The bomber struck in the provincial capital of Lashkar Gah, said provincial police chief Mohammad Hussein Andiwal.

Helmand’s deputy governor, Pir Mohammad, was killed in the blast, said Nisar Ahmad, a provincial health official.

Eleven other people were wounded, Mr Ahmad said.

Helmand is the centre of the world's opium and heroin production, and the focus of intense clashes between militants and British, US and Afghan government forces.

The mosque blast happened hours after another suicide bomber in a car targeted an Afghan army bus in Kabul, killing one civilian and wounding four other people, officials said.

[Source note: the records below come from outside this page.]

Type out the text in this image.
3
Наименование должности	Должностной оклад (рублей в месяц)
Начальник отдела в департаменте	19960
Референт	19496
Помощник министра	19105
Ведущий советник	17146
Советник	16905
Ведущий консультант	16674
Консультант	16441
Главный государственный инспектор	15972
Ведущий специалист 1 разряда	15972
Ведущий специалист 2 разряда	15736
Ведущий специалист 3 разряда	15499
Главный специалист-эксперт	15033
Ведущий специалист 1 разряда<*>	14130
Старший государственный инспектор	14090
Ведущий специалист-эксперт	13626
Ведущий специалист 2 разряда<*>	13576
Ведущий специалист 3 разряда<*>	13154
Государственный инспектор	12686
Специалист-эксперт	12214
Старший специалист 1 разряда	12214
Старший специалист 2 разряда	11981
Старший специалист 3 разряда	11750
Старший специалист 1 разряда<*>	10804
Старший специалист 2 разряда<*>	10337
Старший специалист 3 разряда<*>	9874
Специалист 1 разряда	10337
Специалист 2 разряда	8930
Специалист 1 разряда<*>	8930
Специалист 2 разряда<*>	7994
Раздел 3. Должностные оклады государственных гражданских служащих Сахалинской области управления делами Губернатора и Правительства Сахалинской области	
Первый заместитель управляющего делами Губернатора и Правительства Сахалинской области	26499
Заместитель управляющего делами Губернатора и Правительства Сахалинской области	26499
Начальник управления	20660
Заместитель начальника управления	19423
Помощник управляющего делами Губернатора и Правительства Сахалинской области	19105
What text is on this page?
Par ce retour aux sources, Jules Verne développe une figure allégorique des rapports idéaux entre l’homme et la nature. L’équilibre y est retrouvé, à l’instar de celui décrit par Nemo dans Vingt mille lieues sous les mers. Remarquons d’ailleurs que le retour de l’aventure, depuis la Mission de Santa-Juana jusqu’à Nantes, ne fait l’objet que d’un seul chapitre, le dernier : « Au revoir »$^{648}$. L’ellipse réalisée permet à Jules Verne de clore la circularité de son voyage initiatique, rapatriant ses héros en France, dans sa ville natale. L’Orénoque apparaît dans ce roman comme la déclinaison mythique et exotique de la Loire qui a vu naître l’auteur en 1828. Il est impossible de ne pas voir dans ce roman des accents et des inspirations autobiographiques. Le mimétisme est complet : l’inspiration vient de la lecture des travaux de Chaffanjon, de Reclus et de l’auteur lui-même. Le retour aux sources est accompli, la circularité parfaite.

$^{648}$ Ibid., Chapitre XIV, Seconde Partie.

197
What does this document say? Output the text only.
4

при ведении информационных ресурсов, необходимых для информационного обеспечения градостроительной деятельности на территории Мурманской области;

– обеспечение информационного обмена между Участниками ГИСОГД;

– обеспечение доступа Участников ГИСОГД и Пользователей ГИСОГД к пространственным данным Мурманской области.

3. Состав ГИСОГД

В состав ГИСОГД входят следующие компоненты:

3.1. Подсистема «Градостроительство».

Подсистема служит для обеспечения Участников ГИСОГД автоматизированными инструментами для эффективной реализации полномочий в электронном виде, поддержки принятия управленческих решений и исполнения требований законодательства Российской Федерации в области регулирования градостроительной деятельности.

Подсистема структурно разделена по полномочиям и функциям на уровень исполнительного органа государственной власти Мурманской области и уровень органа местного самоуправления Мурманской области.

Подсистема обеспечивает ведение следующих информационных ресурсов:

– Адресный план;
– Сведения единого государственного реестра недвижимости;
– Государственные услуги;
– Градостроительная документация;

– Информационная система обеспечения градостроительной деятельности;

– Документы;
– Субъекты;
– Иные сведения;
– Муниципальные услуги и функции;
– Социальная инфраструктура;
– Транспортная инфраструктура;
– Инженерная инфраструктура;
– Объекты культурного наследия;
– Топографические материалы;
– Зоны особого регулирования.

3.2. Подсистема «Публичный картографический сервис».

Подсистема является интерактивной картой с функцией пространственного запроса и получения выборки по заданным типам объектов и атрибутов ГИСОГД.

The earlier blast shattered the bus windows and badly damaged a passing taxi in Kabul's Taimani neighbourhood, said police officer Jan Agha. A soldier was among the wounded.

A series of attacks last year targeted buses carrying Afghan security forces, a key element of US efforts to beat back the insurgency gripping the country’s south and east.

In September a suicide bomber blew himself up in an army bus in Kabul, killing 28 soldiers and two civilians. In June a bomb ripped through a bus carrying police instructors in Kabul, killing 35 people.

Last year was Afghanistan’s most deadly since the ousting of the Taliban in a US-led invasion in 2001. More than 6,500 people – mostly insurgents – died in the violence, according to an Associated Press count of figures provided by local and international officials.

Meanwhile, in eastern Nuristan province, militants beheaded four road construction workers and dumped their bodies on the side of the road yesterday, said deputy provincial police chief Mohammad Daoud Nadim.

The four were kidnapped 10 days ago while working on a road project in Kamdesh district, Mr Nadim said.

In Kabul, hundreds of people demanded the release of an Afghan journalist who was sentenced to death last week after he was found guilty of insulting Islam.

The demonstrators from the small, secular Solidarity Party rallied in front of the United Nations office in support of 23-year old Sayed Parwez Kaambakhsh, who was sentenced by a three-judge panel in the northern city of Mazar-i-Sharif for distributing to journalism students a report he had printed off the internet.

The article asked why Islam permitted men to have four wives but women could not have multiple husbands.

Mr Kaambakhsh has appealed against his conviction.

International human rights groups have condemned the sentence but Afghanistan’s upper house of parliament welcomed the ruling and criticised “international interference” in the matter.